Don’t cheat your muse
“Cheat your landlord if you can and must, but do not try to shortchange the Muse. It cannot be done. You can’t fake quality any more than you can fake a good meal.” – William S. Burroughs
In Casablanca, Ilsa says, “Kiss me. Kiss me as if it were the last time.”
I wonder if we should write like that, as though the story or novel in progress is going to be the last thing we do before we retire to Hawaii or the asylum or bee keeping. If we wrote like that, we’d make everything matter, the best we could do, like kissing a lover for the last time.
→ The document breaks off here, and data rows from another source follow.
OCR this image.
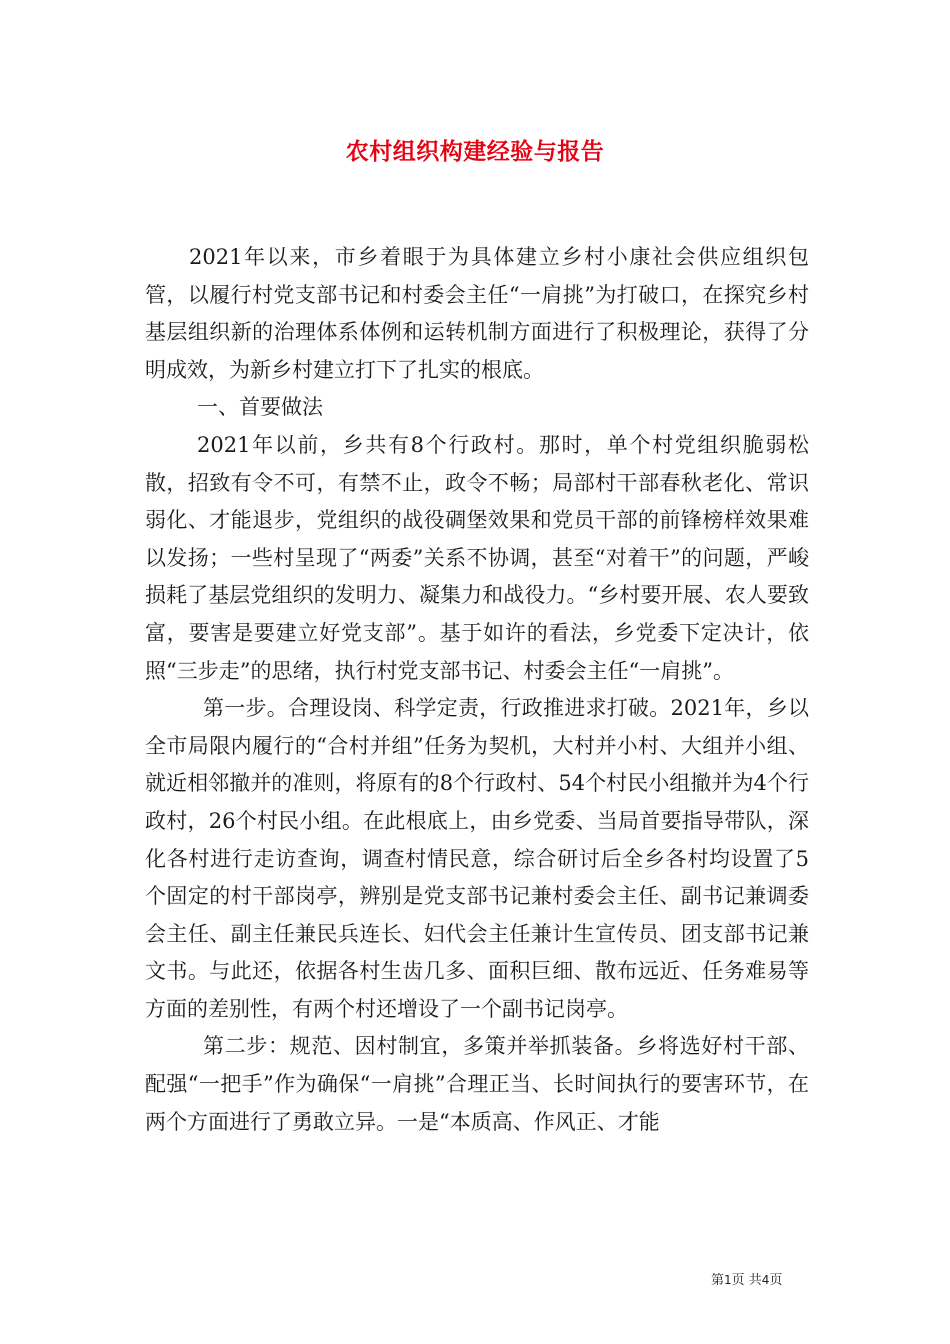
农村组织构建经验与报告

2021年以来，市乡着眼于为具体建立乡村小康社会供应组织包管，以履行村党支部书记和村委会主任“一肩挑”为打破口，在探究乡村基层组织新的治理体系体例和运转机制方面进行了积极理论，获得了分明成效，为新乡村建立打下了扎实的根底。

一、首要做法

2021年以前，乡共有8个行政村。那时，单个村党组织脆弱松散，招致有令不可，有禁不止，政令不畅；局部村干部春秋老化、常识弱化、才能退步，党组织的战役碉堡效果和党员干部的前锋榜样效果难以发扬；一些村呈现了“两委”关系不协调，甚至“对着干”的问题，严峻损耗了基层党组织的发明力、凝集力和战役力。“乡村要开展、农人要致富，要害是要建立好党支部”。基于如许的看法，乡党委下定决计，依照“三步走”的思绪，执行村党支部书记、村委会主任“一肩挑”。

第一步。合理设岗、科学定责，行政推进求打破。2021年，乡以全市局限内履行的“合村并组”任务为契机，大村并小村、大组并小组、就近相邻撤并的准则，将原有的8个行政村、54个村民小组撤并为4个行政村，26个村民小组。在此根底上，由乡党委、当局首要指导带队，深化各村进行走访查询，调查村情民意，综合研讨后全乡各村均设置了5个固定的村干部岗亭，辨别是党支部书记兼村委会主任、副书记兼调委会主任、副主任兼民兵连长、妇代会主任兼计生宣传员、团支部书记兼文书。与此还，依据各村生齿几多、面积巨细、散布远近、任务难易等方面的差别性，有两个村还增设了一个副书记岗亭。

第二步：规范、因村制宜，多策并举抓装备。乡将选好村干部、配强“一把手”作为确保“一肩挑”合理正当、长时间执行的要害环节，在两个方面进行了勇敢立异。一是“本质高、作风正、才能

第1页 共4页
Burroughs says you can;t fake a good meal. Sure, we can throw something together in the kitchen or nuke a TV dinner or stop by a fast food place on the way home. It saves us a lot of trouble. I see a lot of advice on the Internet that urges us to write like that: write a novel in a month, turn out multiple books in a year, getting from nothing to a bestseller in 30 days. You can even get plot generators at some place called McNovels (or whatever it is).
What’s the hurry?
Myth: The sooner the book gets on Amazon, the sooner you’ll be famous. The money and the five-star reviews will come rolling in. A big publisher will send you $250,000 for your next book. Agents will actually call you.
Writing in a hurry as though that myth is true might be one way to cheat your muse. Or, possibly, cheat on your muse by sleeping with scam artists who make more money selling books and webinars that promise you ways of writing faster and faster and becoming famous before the ink dries.
It’s tempting, I know. A program or a method or a recipe usually promises us the world. It even comes with a lot of testimonials from writers that–guess what–you’ve never heard of. Nonetheless, when somebody says, “Last year I was digging graves in the rain at minimum wage, but then I saw Joe Smith’s miracle writing plan and I put down my shovel and followed his advice and became richer than J. K. Rowling.”
If you haven’t heard of the former grave digger’s books, Joe Smith is selling broken shovels.
The alternative is listening to the inspiration we have, that we know we have, and writing that story word by word by word the way we know we can do it even though the first draft might take months or years, and then the second draft might take more months or years. And even though we’re not on Amazon yet, we know the stuff we write when we write like that is good because we’ve read through it late at night and felt a chill run through us as we wondered where it came from and how we pulled it all together. When we re-read it just to make sure we’re not dreaming, it reminds us of the last kiss we gave somebody that we cared about who–for reasons unknown–disappeared from our lives as soon as we stepped away from each other.
Our muses get stronger when we try to write pages than send those chills through us or make us laugh harder than we did the last time we saw a Robin Williams comedy bit or make us shed more tears than we did when Ilsa got on that plane and left Rick standing there in the airport in “Casablanca.”
If Joe Smith reads this post, he’ll probably say, “Don’t you believe that goody-two-shoes stuff.” (Does anyone say “goody-two-shoes” any more?) Well, Mr. Smith, it doesn’t take much to see that the opinions of all the get rich quick gurus don’t amount to a hill of beans in this crazy world. Someday we’ll understand that and write everything we write as though it’s the last time.